In 44BC, Julius Caesar was murdered on the infamous Ides of March for assuming the position of dictator. The Roman Republic was established in 509BC as the antithesis to the Roman Kingdom; no man could ever hold absolute power and thus become a tyrant - so Caesar claiming power was received with great anger by the senatorial class. In complete contrast, Gaius Octavianus, or Augustus, managed to assume even greater power under the guise of the Principate when, in reality, he had established what we know as the Roman Empire. It is generally agreed that by 23BC that the foundation of the Principate had been laid down and by the time of Augustus' death (AD14), he had instituted a form of government similar to the kingdom that existed more than 700 years prior. The question then becomes how did Augustus become the first emperor of Rome and survive when his adopted father had been assassinated for assuming similar powers. In this post, I will briefly outline the three main methods with which Augustus founded the Principate.
For one thing, the manner in which he assumed power was
markedly different to the way in which Julius Caesar assumed power. The latter
took the position of dictator for a period of two years; the power was only
meant to be used in times of great emergency for 6 months at most. In this way,
one could argue he made no attempts to hide his ambition and thus appeared to
shun the Republic entirely. Contrastingly, Augustus gained power under a
Republican guise, his title of ‘princeps senatus’ (given in 28BC) had been
given to the leading men of the state previously. Also, he held powers that
were associated with the Republic; tribuncia potestas (the power of the
tribunes) was associated with the protection of the people and democratic
traditions. His imperium maius was closely associated with political and military
strength; thus, the powers he held were not unprecedented nor did they appear
to be regal in nature. Of course, this Republican guise was not the strongest
considering his multiple consulships and imperium maius but this political
power was masqueraded often as personal auctoritas which persuaded others to carry
out his legislation and concede to his wishes. Also, the First and Second
Settlement was useful to him as he appeared to not want to control the state as
he returned all of his powers. Like his political power, this was a mask to
make him appear more Republican when in reality he received similar amounts of
power back; the only difference is that this was given to him by the Senate –
implying that he is not defying the Senate like Caesar previously did. To add to
this, he refused to dictatorship when it was offered to him in 22BC, further
differentiating him from his adopted father. Therefore, the power Augustus held appeared to be in accordance with Republican traditions and approved by the Senate.
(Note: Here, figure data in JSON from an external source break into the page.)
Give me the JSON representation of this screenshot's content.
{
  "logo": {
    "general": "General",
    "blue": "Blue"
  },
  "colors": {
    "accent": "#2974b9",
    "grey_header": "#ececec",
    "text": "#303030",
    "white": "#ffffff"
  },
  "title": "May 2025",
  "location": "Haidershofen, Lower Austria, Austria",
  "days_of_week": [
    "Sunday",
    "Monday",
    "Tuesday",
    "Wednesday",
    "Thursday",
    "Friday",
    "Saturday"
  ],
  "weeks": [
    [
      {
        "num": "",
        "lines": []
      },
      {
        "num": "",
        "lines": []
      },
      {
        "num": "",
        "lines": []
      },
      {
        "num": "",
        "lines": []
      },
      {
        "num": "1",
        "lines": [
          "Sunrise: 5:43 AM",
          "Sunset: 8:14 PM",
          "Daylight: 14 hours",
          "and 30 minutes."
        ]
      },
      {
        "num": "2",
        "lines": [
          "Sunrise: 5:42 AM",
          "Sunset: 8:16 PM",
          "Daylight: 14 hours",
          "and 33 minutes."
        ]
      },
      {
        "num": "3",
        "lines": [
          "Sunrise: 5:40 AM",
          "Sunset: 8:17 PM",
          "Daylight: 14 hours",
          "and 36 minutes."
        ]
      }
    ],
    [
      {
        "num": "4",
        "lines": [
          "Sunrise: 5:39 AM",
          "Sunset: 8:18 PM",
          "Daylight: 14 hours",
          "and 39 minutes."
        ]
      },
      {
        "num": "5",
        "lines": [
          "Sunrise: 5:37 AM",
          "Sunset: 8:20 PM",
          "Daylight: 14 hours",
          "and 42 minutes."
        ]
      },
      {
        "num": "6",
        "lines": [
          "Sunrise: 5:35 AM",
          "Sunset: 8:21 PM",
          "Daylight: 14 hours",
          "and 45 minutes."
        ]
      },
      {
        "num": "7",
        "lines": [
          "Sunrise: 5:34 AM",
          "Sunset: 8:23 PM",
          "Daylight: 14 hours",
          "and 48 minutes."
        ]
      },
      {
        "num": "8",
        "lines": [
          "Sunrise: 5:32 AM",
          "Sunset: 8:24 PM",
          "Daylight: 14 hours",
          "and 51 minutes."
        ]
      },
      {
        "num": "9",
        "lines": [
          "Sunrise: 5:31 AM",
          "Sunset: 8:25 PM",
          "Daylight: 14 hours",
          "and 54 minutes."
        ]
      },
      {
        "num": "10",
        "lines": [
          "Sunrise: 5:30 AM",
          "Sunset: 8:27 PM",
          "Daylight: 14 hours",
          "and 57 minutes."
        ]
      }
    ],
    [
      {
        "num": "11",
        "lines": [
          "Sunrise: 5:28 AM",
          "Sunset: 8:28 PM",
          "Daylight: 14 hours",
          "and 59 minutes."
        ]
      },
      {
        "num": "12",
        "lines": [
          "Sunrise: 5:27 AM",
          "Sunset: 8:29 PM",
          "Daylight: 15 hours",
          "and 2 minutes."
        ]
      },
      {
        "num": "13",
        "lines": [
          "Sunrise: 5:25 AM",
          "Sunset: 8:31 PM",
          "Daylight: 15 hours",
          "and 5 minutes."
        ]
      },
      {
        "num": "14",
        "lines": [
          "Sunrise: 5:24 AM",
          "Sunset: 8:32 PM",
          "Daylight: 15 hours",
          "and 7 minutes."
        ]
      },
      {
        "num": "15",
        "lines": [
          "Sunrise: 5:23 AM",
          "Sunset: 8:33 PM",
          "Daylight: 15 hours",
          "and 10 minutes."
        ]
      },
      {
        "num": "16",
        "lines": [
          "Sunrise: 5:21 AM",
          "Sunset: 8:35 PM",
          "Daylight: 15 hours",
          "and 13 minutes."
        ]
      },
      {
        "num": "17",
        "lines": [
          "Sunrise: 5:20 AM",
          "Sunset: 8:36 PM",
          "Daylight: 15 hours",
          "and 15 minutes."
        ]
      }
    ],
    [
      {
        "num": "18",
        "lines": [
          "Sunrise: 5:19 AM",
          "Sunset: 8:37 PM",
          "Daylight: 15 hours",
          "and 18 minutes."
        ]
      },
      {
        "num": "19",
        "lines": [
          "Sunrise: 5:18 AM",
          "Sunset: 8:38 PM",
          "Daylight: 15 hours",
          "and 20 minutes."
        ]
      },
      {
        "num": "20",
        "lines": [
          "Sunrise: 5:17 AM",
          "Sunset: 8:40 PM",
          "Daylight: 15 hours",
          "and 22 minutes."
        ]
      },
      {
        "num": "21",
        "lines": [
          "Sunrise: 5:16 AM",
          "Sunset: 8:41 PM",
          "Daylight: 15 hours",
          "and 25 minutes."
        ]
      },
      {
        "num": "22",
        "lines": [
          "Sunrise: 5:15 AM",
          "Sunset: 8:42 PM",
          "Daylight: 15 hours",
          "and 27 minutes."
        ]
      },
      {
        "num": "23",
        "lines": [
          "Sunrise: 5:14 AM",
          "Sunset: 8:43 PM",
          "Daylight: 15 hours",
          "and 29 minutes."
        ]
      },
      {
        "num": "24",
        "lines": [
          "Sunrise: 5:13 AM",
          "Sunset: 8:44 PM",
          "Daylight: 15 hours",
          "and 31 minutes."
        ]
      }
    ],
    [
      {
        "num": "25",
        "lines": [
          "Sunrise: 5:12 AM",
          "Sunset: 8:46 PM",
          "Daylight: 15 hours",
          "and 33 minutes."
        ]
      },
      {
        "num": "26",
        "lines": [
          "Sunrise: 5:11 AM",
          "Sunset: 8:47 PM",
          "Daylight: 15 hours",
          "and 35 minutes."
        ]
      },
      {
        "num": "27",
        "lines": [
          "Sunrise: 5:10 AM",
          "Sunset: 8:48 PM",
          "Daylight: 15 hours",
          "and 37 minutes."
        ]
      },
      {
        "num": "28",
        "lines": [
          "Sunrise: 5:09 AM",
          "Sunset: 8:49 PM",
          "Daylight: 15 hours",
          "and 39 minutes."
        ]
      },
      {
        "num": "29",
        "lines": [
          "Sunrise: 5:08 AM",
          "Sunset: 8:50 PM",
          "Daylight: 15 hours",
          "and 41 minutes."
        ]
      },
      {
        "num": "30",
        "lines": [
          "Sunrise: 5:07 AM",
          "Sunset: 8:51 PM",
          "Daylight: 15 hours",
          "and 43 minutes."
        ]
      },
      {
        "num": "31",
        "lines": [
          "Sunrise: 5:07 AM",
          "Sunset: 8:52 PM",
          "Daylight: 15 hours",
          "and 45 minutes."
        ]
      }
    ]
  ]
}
Another element that led to the Principate surviving was the
obedience of the senatorial class. In the case of Caesar, he was surprisingly
well-liked by the people (due to his sensible reforms) but the senators were displeased
by his dominance of power which led to his assassination by the optimates. In
contrast, Augustus forced the senators’ hands in that they could choose either
obsequiousness or obscurity; if they obeyed Augustus, they were essentially
guaranteed political advancement. If they attempted to plot against him or
challenge his dominance of power, they were essentially sabotaging their
careers or signing their own death warrant. The censorial powers of Augustus
meant that the Senate could be purged of dissenters (such as supporters of Mark
Antony). Many senators were financially indebted to him as he raised the
property qualification in 12BC; however, Augustus supported them if they fell
short. Also, the most definitive reason for senatorial indifference was
Augustus’ power militarily; his imperium maius meant the army answered to him
above all others. Primarily, it is with his financial backing that the army was
re-organised and veterans could be settled leading to their complete support;
the establishment of the Praetorian Guard ensured his power, as they served as
a personal guard for him. In contrast with Caesar’s dictatorship, the Senate
did hold administrative and legislative power under Augustus – although it was
an unequal power balance, they were still relevant. Thus, the acquiescence of Senate
allowed Augustus to keep his power as he dominated them financially and
militarily.
Lastly, a major aspect of his power came from his power with
the army. Firstly, he had imperium maius which meant he could override anyone else
when it came to military matters. Imperium was associated with masculine
authority and also meant he could march on Rome if the Senate did not agree.
The army were also essential in his initial rise to power and his foreign
policy, especially with the imperial provinces. By settling the veterans with
his own money, he also guaranteed their support. His re-organisation of the
army was also crucial to maintaining his power; he initially scaled the size of
the army down to 28 legions which made it more manageable, he then revived old
forms of discipline and set up standardised conscription in order to create an
army fit for a growing empire. After 17BC, no person outside of the imperial
family could celebrate a triumph, implying Augustus was the ultimate imperator and
no other Roman could compete. This complete dominance over the military granted
him insane amounts of auctoritas and meant that the people or the Senate could
not go against him.
In conclusion, Augustus was able to establish the Principate with the Republican guise he used to mask his power, his dominance over the army and the obedience of the Senate. Of course, there are many aspects that allowed him to survive and establish the Principate but those are the primary reasons that he became the first emperor of Rome while Caesar was assassinated in the process.